I am learning x86 assembler in order to write a compiler. In particular, I'm taking a variety of simple recursive functions and feeding them through different compilers (OCaml, GCC etc.) in order to get a better understanding of the kinds of assembler generated by different compilers.

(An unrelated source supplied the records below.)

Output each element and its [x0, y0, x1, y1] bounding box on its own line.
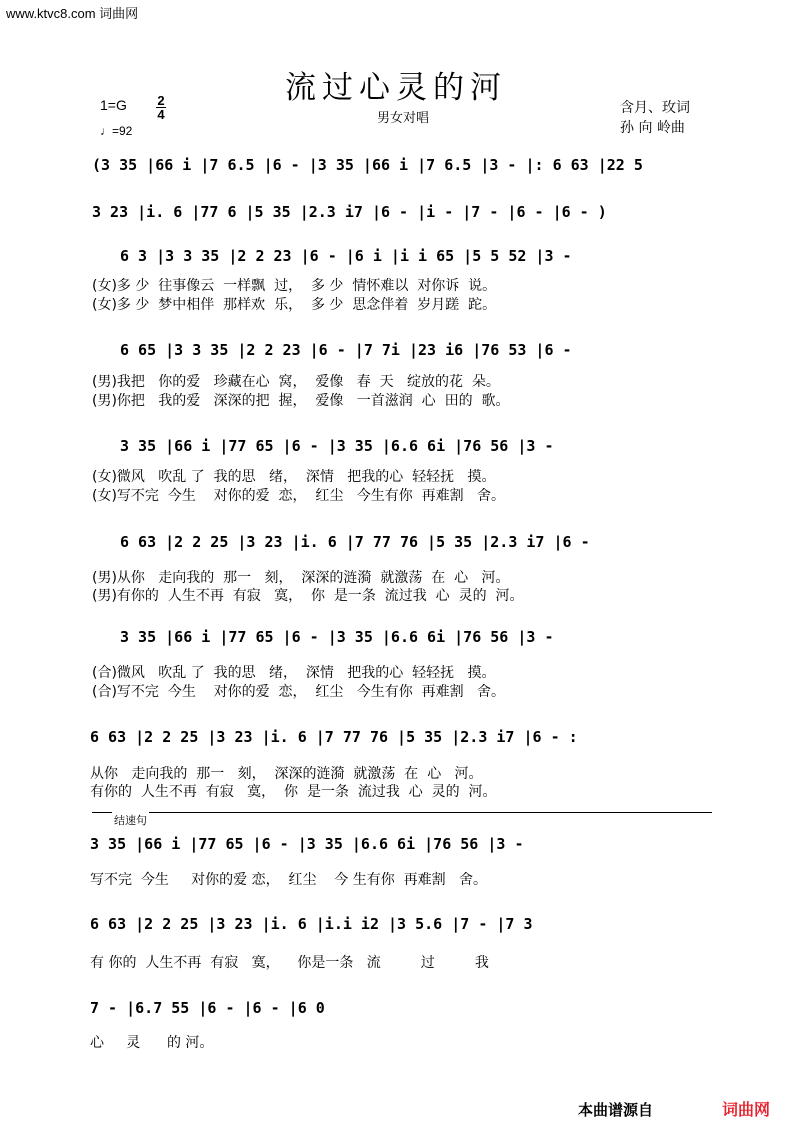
intro-notes-2: 3 23 |i. 6 |77 6 |5 35 |2.3 i7 |6 - |i - |7 - |6 - |6 - ) [92, 203, 607, 221]
system-1-lyric-1: (女)多 少 往事像云 一样飘 过， 多 少 情怀难以 对你诉 说。 [92, 278, 497, 294]
time-bottom: 4 [157, 107, 165, 122]
system-6-notes: 6 63 |2 2 25 |3 23 |i. 6 |7 77 76 |5 35 |2.3 i7 |6 - : [90, 728, 578, 746]
system-1-notes: 6 3 |3 3 35 |2 2 23 |6 - |6 i |i i 65 |5 5 52 |3 - [120, 247, 572, 265]
system-4-lyric-1: (男)从你 走向我的 那一 刻， 深深的涟漪 就激荡 在 心 河。 [92, 570, 510, 586]
system-5-lyric-2: (合)写不完 今生 对你的爱 恋， 红尘 今生有你 再难割 舍。 [92, 684, 506, 700]
page-title: 流过心灵的河 [285, 70, 507, 106]
system-4-notes: 6 63 |2 2 25 |3 23 |i. 6 |7 77 76 |5 35 |2.3 i7 |6 - [120, 533, 590, 551]
key-signature: 1=G [100, 97, 127, 113]
site-watermark: www.ktvc8.com 词曲网 [6, 6, 139, 21]
coda-lyric-2: 有 你的 人生不再 有寂 寞， 你是一条 流 过 我 [90, 955, 489, 971]
coda-notes-2: 6 63 |2 2 25 |3 23 |i. 6 |i.i i2 |3 5.6 |7 - |7 3 [90, 915, 533, 933]
footer-source: 本曲谱源自 [578, 1101, 654, 1119]
coda-notes-1: 3 35 |66 i |77 65 |6 - |3 35 |6.6 6i |76 56 |3 - [90, 835, 524, 853]
coda-lyric-1: 写不完 今生 对你的爱 恋， 红尘 今 生有你 再难割 舍。 [90, 872, 488, 888]
coda-bracket [92, 812, 712, 821]
coda-notes-3: 7 - |6.7 55 |6 - |6 - |6 0 [90, 999, 325, 1017]
system-2-lyric-2: (男)你把 我的爱 深深的把 握， 爱像 一首滋润 心 田的 歌。 [92, 393, 510, 409]
system-6-lyric-2: 有你的 人生不再 有寂 寞， 你 是一条 流过我 心 灵的 河。 [90, 784, 497, 800]
lyricist: 含月、玫词 [620, 100, 690, 116]
intro-notes-1: (3 35 |66 i |7 6.5 |6 - |3 35 |66 i |7 6.5 |3 - |: 6 63 |22 5 [92, 156, 643, 174]
system-2-notes: 6 65 |3 3 35 |2 2 23 |6 - |7 7i |23 i6 |76 53 |6 - [120, 341, 572, 359]
system-1-lyric-2: (女)多 少 梦中相伴 那样欢 乐， 多 少 思念伴着 岁月蹉 跎。 [92, 297, 497, 313]
subtitle: 男女对唱 [377, 111, 430, 126]
system-3-lyric-2: (女)写不完 今生 对你的爱 恋， 红尘 今生有你 再难割 舍。 [92, 488, 506, 504]
system-6-lyric-1: 从你 走向我的 那一 刻， 深深的涟漪 就激荡 在 心 河。 [90, 766, 483, 782]
system-2-lyric-1: (男)我把 你的爱 珍藏在心 窝， 爱像 春 天 绽放的花 朵。 [92, 374, 500, 390]
system-5-lyric-1: (合)微风 吹乱 了 我的思 绪， 深情 把我的心 轻轻抚 摸。 [92, 665, 496, 681]
composer: 孙 向 岭曲 [620, 120, 685, 136]
system-4-lyric-2: (男)有你的 人生不再 有寂 寞， 你 是一条 流过我 心 灵的 河。 [92, 588, 524, 604]
coda-lyric-3: 心 灵 的 河。 [90, 1035, 214, 1051]
credits [620, 98, 690, 138]
footer-logo[interactable]: 词曲网 [722, 1100, 771, 1119]
time-signature [156, 94, 166, 121]
time-top: 2 [157, 93, 165, 108]
system-3-lyric-1: (女)微风 吹乱 了 我的思 绪， 深情 把我的心 轻轻抚 摸。 [92, 469, 496, 485]
tempo-marking: ♩=92 [100, 124, 133, 138]
system-3-notes: 3 35 |66 i |77 65 |6 - |3 35 |6.6 6i |76 56 |3 - [120, 437, 554, 455]
system-5-notes: 3 35 |66 i |77 65 |6 - |3 35 |6.6 6i |76 56 |3 - [120, 628, 554, 646]
coda-label: 结速句 [114, 814, 147, 827]
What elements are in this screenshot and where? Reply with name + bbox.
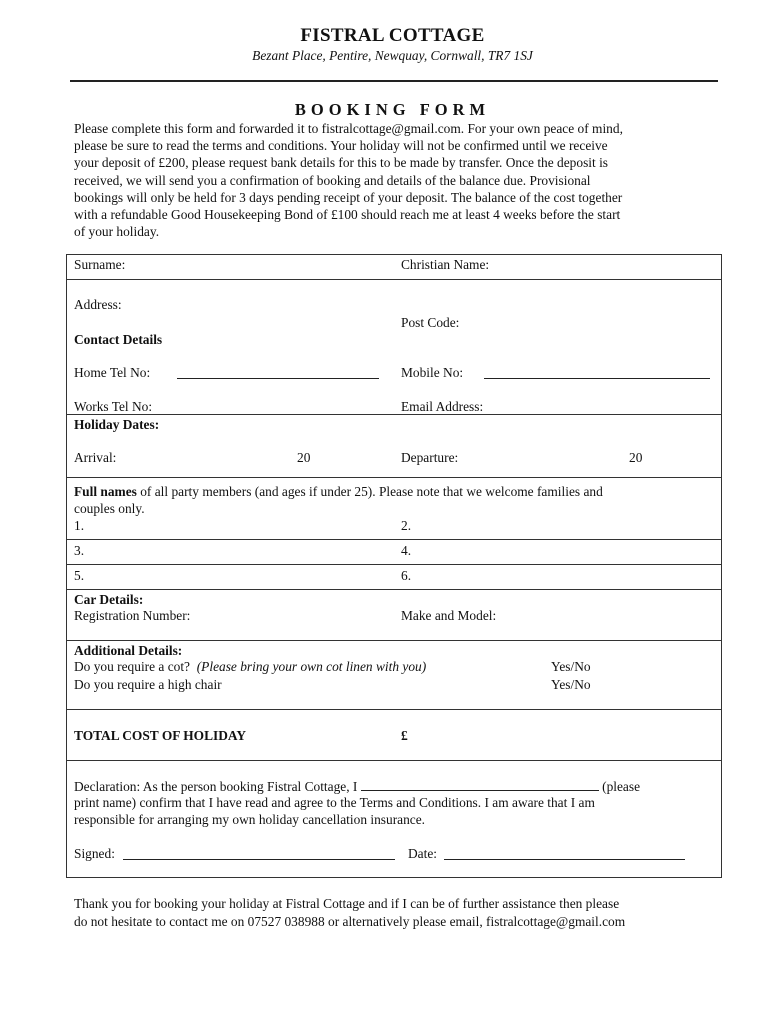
registration-label[interactable]: Registration Number: bbox=[74, 608, 191, 623]
highchair-question: Do you require a high chair bbox=[74, 677, 222, 692]
cottage-title: FISTRAL COTTAGE bbox=[300, 25, 485, 46]
closing-line: Thank you for booking your holiday at Fistral Cottage and if I can be of further assistance then please bbox=[74, 896, 620, 911]
declaration-line1 bbox=[74, 778, 640, 795]
party-slot-1[interactable]: 1. bbox=[74, 518, 85, 533]
arrival-label[interactable]: Arrival: bbox=[74, 450, 117, 465]
contact-details-heading: Contact Details bbox=[74, 332, 163, 347]
row-divider bbox=[66, 477, 722, 478]
cot-question bbox=[74, 659, 426, 675]
intro-line: please be sure to read the terms and conditions. Your holiday will not be confirmed until we receive bbox=[74, 138, 608, 154]
party-slot-3[interactable]: 3. bbox=[74, 543, 85, 558]
row-divider bbox=[66, 539, 722, 540]
closing-note bbox=[74, 895, 734, 930]
closing-line: do not hesitate to contact me on 07527 038988 or alternatively please email, fistralcottage@gmail.com bbox=[74, 913, 626, 929]
arrival-year: 20 bbox=[297, 450, 311, 465]
intro-line: with a refundable Good Housekeeping Bond of £100 should reach me at least 4 weeks before the start bbox=[74, 207, 621, 223]
declaration-prefix: Declaration: As the person booking Fistral Cottage, I bbox=[74, 779, 358, 794]
cot-question-text: Do you require a cot? bbox=[74, 659, 191, 674]
intro-line: of your holiday. bbox=[74, 224, 160, 240]
intro-line: bookings will only be held for 3 days pending receipt of your deposit. The balance of the cost together bbox=[74, 189, 623, 205]
cot-answer[interactable]: Yes/No bbox=[551, 659, 591, 674]
additional-details-heading: Additional Details: bbox=[74, 643, 183, 658]
home-tel-field[interactable] bbox=[177, 366, 379, 379]
holiday-dates-heading: Holiday Dates: bbox=[74, 417, 160, 432]
party-heading-text: of all party members (and ages if under 25). Please note that we welcome families and bbox=[136, 484, 603, 499]
party-slot-5[interactable]: 5. bbox=[74, 568, 85, 583]
date-field[interactable] bbox=[444, 847, 685, 860]
row-divider bbox=[66, 709, 722, 710]
intro-paragraph bbox=[74, 120, 724, 240]
row-divider bbox=[66, 760, 722, 761]
row-divider bbox=[66, 589, 722, 590]
declaration-suffix: (please bbox=[602, 779, 641, 794]
row-divider bbox=[66, 564, 722, 565]
surname-label[interactable]: Surname: bbox=[74, 257, 126, 272]
christian-name-label[interactable]: Christian Name: bbox=[401, 257, 490, 272]
intro-line: your deposit of £200, please request bank details for this to be made by transfer. Once the deposit is bbox=[74, 155, 609, 171]
email-label[interactable]: Email Address: bbox=[401, 399, 484, 414]
row-divider bbox=[66, 640, 722, 641]
signature-field[interactable] bbox=[123, 847, 395, 860]
signed-label: Signed: bbox=[74, 846, 115, 861]
party-slot-6[interactable]: 6. bbox=[401, 568, 412, 583]
highchair-answer[interactable]: Yes/No bbox=[551, 677, 591, 692]
party-heading-line2: couples only. bbox=[74, 501, 145, 516]
form-title: BOOKING FORM bbox=[294, 100, 491, 119]
party-slot-2[interactable]: 2. bbox=[401, 518, 412, 533]
party-slot-4[interactable]: 4. bbox=[401, 543, 412, 558]
intro-line: received, we will send you a confirmation of booking and details of the balance due. Provisional bbox=[74, 172, 591, 188]
departure-label[interactable]: Departure: bbox=[401, 450, 459, 465]
party-heading-bold: Full names bbox=[74, 484, 137, 499]
post-code-label[interactable]: Post Code: bbox=[401, 315, 460, 330]
party-heading bbox=[74, 484, 603, 500]
cot-note: (Please bring your own cot linen with you) bbox=[196, 659, 427, 674]
works-tel-label[interactable]: Works Tel No: bbox=[74, 399, 153, 414]
row-divider bbox=[66, 279, 722, 280]
mobile-label: Mobile No: bbox=[401, 365, 464, 380]
home-tel-label: Home Tel No: bbox=[74, 365, 151, 380]
departure-year: 20 bbox=[629, 450, 643, 465]
make-model-label[interactable]: Make and Model: bbox=[401, 608, 497, 623]
total-cost-currency[interactable]: £ bbox=[401, 728, 408, 743]
print-name-field[interactable] bbox=[361, 778, 599, 791]
date-label: Date: bbox=[408, 846, 437, 861]
mobile-field[interactable] bbox=[484, 366, 710, 379]
row-divider bbox=[66, 414, 722, 415]
header-divider bbox=[70, 80, 718, 82]
address-label[interactable]: Address: bbox=[74, 297, 122, 312]
declaration-line2: print name) confirm that I have read and agree to the Terms and Conditions. I am aware that I am bbox=[74, 795, 595, 810]
intro-line: Please complete this form and forwarded it to fistralcottage@gmail.com. For your own peace of mind, bbox=[74, 121, 623, 136]
declaration-line3: responsible for arranging my own holiday cancellation insurance. bbox=[74, 812, 426, 827]
total-cost-label: TOTAL COST OF HOLIDAY bbox=[74, 728, 247, 743]
car-details-heading: Car Details: bbox=[74, 592, 144, 607]
cottage-address: Bezant Place, Pentire, Newquay, Cornwall, TR7 1SJ bbox=[252, 48, 533, 63]
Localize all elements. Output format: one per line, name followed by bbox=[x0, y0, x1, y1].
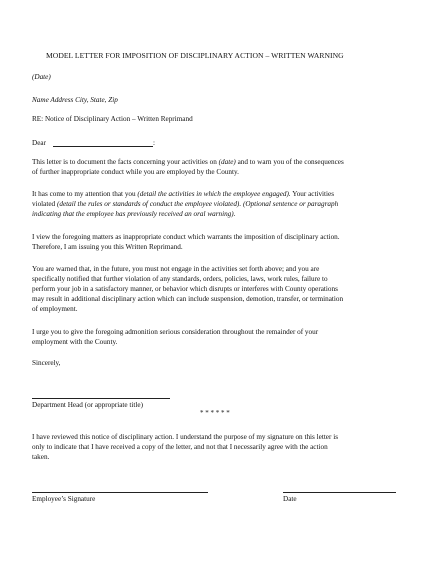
p2-activities-placeholder: (detail the activities in which the employee engaged). bbox=[137, 190, 291, 198]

I've got a trivial recursive integer Fibonacci function:
int fib(int x) { return (x < 2 ? x : fib(x-1)+fib(x-2)); }
My hand-coded assembly looks like this:
fib:
cmp eax, 2
jl fin
push eax
dec eax
call fib
push eax
mov eax, [esp+4]
add eax, -2
call fib
add eax, [esp]
add esp, 8
fin:
ret
Compiling that function to Intel-syntax assembler using gcc -O2 produces this enigmatic code:
_fib:
push edi
push esi
push ebx
sub esp, 16
mov edi, DWORD PTR [esp+32]
cmp edi, 1
jle L4
mov ebx, edi
xor esi, esi
L3:
lea eax, [ebx-1]
mov DWORD PTR [esp], eax
call _fib
sub ebx, 2
add esi, eax
cmp ebx, 1
jg L3
and edi, 1
L2:
lea eax, [esi+edi]
add esp, 16
pop ebx
pop esi
pop edi
ret
L4:
xor esi, esi
jmp L2
So I guess the calling convention is argument at [esp+4] and return value in eax. It starts by pushing edi, esi and ebx. Then it claims another 16 bytes for a stack frame, enough for 4 temporary ints. Then edi is read from [esp+32], which is the argument. If the argument is <=1 then it jumps to L4 which zeroes out (?) esi before jumping back to L2 which sets eax=esi+edi which is just the argument edi. If the argument was >1 then the argument is copied into ebx and zeroes esi before falling through into L3. In L3, it sets eax=ebx-1 and stores the result (n-1) at esp in the stack frame before recursing to calculate fib(n-1). The result is added to esi, ebx is set to n-2 and it loops back to L3 if ebx>1 otherwise it extracts the lower bit of edi before falling through to L2.
Why is this code so convoluted (e.g. is there a name for an optimization that has been done that I'm not seeing?)?
The recursive calls fib(n-2) seem to have been replaced with a loop accumulating in esi but that call wasn't in tail position so how was this done?
What is the purpose of the and edi, 1?
What is the purpose of the mov DWORD PTR [esp], eax?
Why is the stack frame so large?
Can you disassemble this algorithm back into C to make it clearer what is going on?
My preliminary impression is that GCC generates pretty poor x86 assembler. In this case, over 2× more code for equal performance (3.25s for fib(40) on this 1.6GHz Atom for both programs). Is that fair?